Lucent Technologies Completes Delayed Spinoff of Agere
Agere Systems Lucent Technologies
As the final step in the spinoff, which was repeatedly delayed because of Murray Hill-based Lucent's lingering financial woes, nearly 5 million Lucent shareholders received about 945 million shares of Agere common stock. The stock was distributed Saturday, the companies said Monday.
Agere, headquartered in Allentown, Pa., makes semiconductors and the integrated circuits, optoelectronic components and subsystems that are part of advanced wired, wireless and optical communications networks.
"As a completely independent company, we will sharpen our focus on our target markets and forge deeper, more strategic relationships with our customers," said John Dickson, Agere's president and chief executive.
Previously known as Lucent's Microelectronics Group, Agere has about 11,500 employees, mostly in North America, Europe and the Asia-Pacific region. Its major customers include Lucent, Apple Computer , Cisco Systems and 3Com
Under the spinoff's terms, Lucent board chairman Henry Schacht and Lucent's chief financial officer, Frank D'Amelio, resigned from Agere's board of directors. Five people remain on the board, including Dickson and board chairman H.A. Wagner, the former president and chief executive of Air Products and Chemicals.
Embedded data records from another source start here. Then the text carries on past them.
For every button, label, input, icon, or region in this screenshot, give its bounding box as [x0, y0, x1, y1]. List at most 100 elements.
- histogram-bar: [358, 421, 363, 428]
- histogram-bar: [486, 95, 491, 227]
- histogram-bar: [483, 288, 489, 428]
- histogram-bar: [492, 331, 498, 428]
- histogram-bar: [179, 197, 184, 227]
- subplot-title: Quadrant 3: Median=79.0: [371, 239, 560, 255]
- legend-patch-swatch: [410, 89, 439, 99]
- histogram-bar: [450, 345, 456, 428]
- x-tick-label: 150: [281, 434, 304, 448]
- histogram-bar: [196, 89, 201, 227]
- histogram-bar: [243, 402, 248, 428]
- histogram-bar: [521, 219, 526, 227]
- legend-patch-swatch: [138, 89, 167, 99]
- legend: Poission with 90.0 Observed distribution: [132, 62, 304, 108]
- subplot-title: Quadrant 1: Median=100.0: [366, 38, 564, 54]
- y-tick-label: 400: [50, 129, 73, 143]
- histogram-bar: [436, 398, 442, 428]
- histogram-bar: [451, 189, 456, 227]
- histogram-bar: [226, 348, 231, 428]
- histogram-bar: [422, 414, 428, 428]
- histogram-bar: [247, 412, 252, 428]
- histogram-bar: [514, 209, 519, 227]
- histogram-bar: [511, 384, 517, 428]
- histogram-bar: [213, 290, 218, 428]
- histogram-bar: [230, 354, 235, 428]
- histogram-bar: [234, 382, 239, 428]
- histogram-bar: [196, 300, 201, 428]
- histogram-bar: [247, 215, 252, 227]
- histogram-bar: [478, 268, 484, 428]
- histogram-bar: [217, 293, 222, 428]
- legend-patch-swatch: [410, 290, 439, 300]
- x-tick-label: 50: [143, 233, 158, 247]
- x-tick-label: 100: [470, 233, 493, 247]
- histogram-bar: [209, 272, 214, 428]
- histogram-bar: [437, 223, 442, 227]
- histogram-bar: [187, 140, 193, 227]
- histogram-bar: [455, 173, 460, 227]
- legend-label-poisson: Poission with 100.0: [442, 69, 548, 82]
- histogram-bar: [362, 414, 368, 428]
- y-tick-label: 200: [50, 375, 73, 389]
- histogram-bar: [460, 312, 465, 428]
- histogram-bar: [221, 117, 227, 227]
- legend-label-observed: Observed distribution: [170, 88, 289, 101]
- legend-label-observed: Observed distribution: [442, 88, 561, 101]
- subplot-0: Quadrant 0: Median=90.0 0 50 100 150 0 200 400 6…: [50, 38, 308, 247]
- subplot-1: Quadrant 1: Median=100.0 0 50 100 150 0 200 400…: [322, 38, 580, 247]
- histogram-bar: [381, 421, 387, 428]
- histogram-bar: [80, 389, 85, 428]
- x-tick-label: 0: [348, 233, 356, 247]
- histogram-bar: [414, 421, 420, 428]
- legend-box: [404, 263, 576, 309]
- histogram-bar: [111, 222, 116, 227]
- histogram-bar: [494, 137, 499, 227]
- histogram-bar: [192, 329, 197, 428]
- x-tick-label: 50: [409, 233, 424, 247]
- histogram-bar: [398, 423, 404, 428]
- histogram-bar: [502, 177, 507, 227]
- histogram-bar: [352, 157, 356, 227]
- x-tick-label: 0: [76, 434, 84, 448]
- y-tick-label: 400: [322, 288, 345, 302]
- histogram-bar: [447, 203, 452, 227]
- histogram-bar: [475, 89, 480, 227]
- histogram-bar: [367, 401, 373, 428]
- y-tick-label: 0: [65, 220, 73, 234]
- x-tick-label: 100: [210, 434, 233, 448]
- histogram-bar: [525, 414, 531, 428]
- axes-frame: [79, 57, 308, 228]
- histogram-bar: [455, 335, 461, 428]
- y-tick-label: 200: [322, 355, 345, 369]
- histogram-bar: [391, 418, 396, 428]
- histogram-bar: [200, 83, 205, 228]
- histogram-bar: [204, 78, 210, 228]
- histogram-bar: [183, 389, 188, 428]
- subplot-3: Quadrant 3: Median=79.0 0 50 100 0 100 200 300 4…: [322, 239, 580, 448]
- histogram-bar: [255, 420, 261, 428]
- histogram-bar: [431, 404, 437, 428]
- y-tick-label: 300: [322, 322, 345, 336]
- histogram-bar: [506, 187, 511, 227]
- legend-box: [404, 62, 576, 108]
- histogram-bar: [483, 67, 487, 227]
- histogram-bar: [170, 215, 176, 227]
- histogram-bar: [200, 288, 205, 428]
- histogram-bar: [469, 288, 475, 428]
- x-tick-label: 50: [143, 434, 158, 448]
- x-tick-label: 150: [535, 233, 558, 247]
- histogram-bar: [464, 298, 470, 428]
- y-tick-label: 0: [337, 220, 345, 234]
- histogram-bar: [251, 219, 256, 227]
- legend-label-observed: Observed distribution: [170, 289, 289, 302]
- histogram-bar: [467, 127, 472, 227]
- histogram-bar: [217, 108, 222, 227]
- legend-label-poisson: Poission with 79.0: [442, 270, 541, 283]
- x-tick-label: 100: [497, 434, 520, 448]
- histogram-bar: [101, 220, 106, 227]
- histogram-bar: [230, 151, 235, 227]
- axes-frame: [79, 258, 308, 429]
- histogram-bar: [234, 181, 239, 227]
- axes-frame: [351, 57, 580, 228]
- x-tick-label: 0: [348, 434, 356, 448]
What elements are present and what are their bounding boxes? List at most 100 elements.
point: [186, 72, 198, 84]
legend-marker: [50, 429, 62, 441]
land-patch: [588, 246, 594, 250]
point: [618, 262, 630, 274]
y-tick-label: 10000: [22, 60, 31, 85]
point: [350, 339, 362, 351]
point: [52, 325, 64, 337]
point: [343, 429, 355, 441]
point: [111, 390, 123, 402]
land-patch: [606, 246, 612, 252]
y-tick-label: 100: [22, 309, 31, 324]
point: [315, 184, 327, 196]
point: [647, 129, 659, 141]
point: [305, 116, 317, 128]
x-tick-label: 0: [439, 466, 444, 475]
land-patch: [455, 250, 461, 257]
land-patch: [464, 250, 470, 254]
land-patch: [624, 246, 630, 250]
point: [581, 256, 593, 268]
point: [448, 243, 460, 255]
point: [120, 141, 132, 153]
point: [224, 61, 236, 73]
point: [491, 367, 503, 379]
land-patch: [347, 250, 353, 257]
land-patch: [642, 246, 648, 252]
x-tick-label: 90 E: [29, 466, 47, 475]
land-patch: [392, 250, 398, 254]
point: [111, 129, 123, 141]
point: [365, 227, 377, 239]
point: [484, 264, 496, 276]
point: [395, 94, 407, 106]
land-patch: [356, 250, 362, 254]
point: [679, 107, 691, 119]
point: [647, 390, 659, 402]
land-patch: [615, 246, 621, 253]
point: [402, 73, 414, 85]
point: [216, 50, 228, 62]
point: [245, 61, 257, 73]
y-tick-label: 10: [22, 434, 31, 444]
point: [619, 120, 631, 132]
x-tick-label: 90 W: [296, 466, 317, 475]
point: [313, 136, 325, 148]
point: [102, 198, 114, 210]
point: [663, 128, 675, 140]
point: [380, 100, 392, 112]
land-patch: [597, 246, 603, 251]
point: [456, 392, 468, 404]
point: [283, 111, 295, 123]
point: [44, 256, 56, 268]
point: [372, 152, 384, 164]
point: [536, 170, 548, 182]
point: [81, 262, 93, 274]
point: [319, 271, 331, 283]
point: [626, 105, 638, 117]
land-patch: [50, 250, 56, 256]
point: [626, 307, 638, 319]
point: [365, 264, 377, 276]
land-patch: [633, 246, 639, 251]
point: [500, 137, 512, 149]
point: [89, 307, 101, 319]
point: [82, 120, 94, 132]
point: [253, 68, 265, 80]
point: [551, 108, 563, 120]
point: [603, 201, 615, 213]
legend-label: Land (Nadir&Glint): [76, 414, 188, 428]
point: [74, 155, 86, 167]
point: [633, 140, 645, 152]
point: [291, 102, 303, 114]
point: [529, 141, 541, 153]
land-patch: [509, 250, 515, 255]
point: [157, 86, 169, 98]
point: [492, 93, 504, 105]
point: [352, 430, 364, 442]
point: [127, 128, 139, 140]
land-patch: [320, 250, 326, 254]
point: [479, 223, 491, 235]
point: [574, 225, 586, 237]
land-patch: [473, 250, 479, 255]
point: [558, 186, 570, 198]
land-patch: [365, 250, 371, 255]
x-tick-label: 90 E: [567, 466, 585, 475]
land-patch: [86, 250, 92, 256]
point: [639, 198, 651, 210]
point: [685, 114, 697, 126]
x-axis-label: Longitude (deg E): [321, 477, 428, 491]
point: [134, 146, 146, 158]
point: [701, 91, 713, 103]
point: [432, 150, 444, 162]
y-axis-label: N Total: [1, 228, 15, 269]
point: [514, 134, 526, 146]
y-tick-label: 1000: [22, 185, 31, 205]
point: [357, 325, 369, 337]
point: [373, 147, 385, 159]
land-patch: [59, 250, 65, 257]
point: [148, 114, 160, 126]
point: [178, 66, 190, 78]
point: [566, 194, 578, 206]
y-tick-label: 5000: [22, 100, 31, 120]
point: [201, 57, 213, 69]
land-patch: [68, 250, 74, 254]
Altogether, 37 million shares of Agere Class A common stock and 908.1 million shares of Agere Class B common stock were distributed Saturday to people and organizations that held Lucent stock as of May 3.
Another 690 million Agere Class A shares are outstanding, most of them sold for $6 each in a March 2001, initial public offering that raised about $3.6 billion.
Lucent executives decided to spin off Agere because of a conflict of interest: The Agere unit was competing for customers with the rest of Lucent, which makes equipment and software for data, voice, optical and mobile communications networks.
The Agere spinoff is the second by Lucent, which was itself spun off in 1996 from AT&T.
On Sept. 30, 2000, Lucent spun off its Enterprise Networks Group as Avaya The Basking Ridge-based company is the country's top seller of office phone systems and a world leader in messaging and call centers, voice communications systems and cable equipment that links telephones and computers inside companies.
Agere's spinoff had been delayed by Lucent's creditors until it turned a quarterly profit before taxes, interest and certain other expenses. That happened in this year's January-March quarter.
Lucent is slowly recovering from a severe industry downturn partly caused by the national recession and from internal problems. Those included too-rapid growth, misjudging trends in the telecommunications gear market and financing many purchases of its equipment by Internet startups that went bust.
In early afternoon trading Monday on the New York Stock Exchange, Agere Class B shares were off 1 cent at $3.10. Lucent shares were up 13 cents, or more than 3 percent, at $3.92; that was after the share price was adjusted down 86 cents from its Friday close to reflect the value of the spinoff.